ACEH UTARA| Pelita nasional .com, 30 Januari 2026 – Mutasi kepala sekolah menengah atas (SMA), SLB, dan SMK di Aceh Utara beberapa waktu lalu menjadi sorotan publik karena dinilai menimbulkan beban baru bagi sekolah dan kepala satuan pendidikan, terutama dalam konteks pemulihan pascabencana.
Sejumlah kepala sekolah dipindahkan ke sekolah dengan jarak tempuh yang jauh, jumlah siswa berbeda jauh, dan tanpa memperhatikan kondisi kemanusiaan maupun fase pemulihan pendidikan pascabanjir besar 26 November 2025 lalu.
Hasbi, misalnya, yang sebelumnya memimpin SMAN 1 Lhoksukon dengan 864 siswa, dipindahkan ke SMAN 2 Dewantara yang hanya memiliki 160 siswa dan berjarak 52 kilometer dari tempat tinggalnya. Sayuti, M.Pd, dari SMAN 1 Meurah Mulia (370 siswa), dipindahkan ke SMAN 1 Geuredong Pase dengan 120 siswa dan jarak tempuh 25 kilometer. Sementara Talhah, M.Pd, dari SMAN 1 Tanah Jambo Aye (868 siswa) dimutasi ke SMAN 2 Kuta Makmur yang hanya memiliki 43 siswa dengan jarak tempuh 90 kilometer.
Situasi ini dinilai kontraproduktif karena sekolah-sekolah besar dengan ratusan siswa membutuhkan kepemimpinan yang stabil untuk memulihkan proses belajar pascabanjir.
“Mutasi tanpa mempertimbangkan jarak tempuh, jumlah siswa, dan kondisi sekolah pascabencana sulit diterima akal sehat,” ujar sumber pendidikan di Aceh Utara.
Sorotan juga ditujukan pada Khairuddin, M.Pd, guru berprestasi tingkat nasional dan inovator pendidikan, yang kini kembali bertugas sebagai guru di SMAN 1 Payah Bakong. Sebelumnya, Khairuddin merupakan kepala sekolah yang aktif membina komunitas BGTK Aceh dan menjadi sumber pelatihan bagi guru dan kepala sekolah lain.
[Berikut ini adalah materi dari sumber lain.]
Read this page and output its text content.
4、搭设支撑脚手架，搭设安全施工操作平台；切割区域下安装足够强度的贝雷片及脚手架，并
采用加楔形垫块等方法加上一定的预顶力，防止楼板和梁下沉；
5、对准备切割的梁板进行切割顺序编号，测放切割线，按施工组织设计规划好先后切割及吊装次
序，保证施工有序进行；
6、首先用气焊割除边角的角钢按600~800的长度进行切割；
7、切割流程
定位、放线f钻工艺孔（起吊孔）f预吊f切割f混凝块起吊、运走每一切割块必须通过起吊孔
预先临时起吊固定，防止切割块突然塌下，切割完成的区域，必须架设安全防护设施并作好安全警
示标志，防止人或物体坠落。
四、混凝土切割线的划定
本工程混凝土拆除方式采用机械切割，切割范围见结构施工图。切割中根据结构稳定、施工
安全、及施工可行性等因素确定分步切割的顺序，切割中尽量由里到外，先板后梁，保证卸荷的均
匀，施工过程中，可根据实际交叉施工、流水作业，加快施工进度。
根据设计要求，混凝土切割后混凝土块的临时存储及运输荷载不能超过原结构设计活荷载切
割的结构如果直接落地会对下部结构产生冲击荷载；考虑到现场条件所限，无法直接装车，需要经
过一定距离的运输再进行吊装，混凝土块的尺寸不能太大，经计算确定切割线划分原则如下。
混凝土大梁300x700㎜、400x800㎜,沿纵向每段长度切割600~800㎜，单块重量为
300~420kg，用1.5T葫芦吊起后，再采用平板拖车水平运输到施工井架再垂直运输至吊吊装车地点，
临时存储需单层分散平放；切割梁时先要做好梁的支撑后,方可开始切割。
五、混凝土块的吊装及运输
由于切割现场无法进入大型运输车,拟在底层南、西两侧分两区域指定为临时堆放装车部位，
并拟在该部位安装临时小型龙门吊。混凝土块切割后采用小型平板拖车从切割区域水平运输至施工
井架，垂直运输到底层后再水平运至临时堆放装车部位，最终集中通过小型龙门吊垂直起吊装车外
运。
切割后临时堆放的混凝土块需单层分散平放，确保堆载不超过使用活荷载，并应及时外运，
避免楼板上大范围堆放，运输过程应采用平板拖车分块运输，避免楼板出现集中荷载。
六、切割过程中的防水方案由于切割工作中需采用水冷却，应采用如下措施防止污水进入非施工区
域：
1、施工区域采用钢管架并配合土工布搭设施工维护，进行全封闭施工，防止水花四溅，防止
Selain itu, mutasi ini dilakukan menjelang pelaksanaan SNBP dan SNBT bagi siswa kelas 12, sehingga stabilitas kepemimpinan menjadi faktor krusial. Beberapa sekolah yang dekat dengan domisili kepala sekolah masih kosong kepemimpinannya, sementara sekolah dengan jumlah siswa lebih banyak justru diisi kepala sekolah baru yang kurang berpengalaman.
Para pendidik menekankan bahwa mutasi kepala sekolah tetap sah secara administrasi, tetapi idealnya dilakukan dengan kebijaksanaan, proporsional, dan memperhatikan konteks kemanusiaan, jarak tempuh, serta kapasitas sekolah.
Evaluasi kebijakan di masa pemulihan bukan sekadar formalitas, melainkan wujud kepemimpinan yang bijak.
Dengan mempertimbangkan nalar normal dan empati pascabencana, diharapkan pendidikan Aceh Utara dapat pulih tidak hanya dari sisi fisik, tetapi juga dari keberlanjutan kepemimpinan sekolah.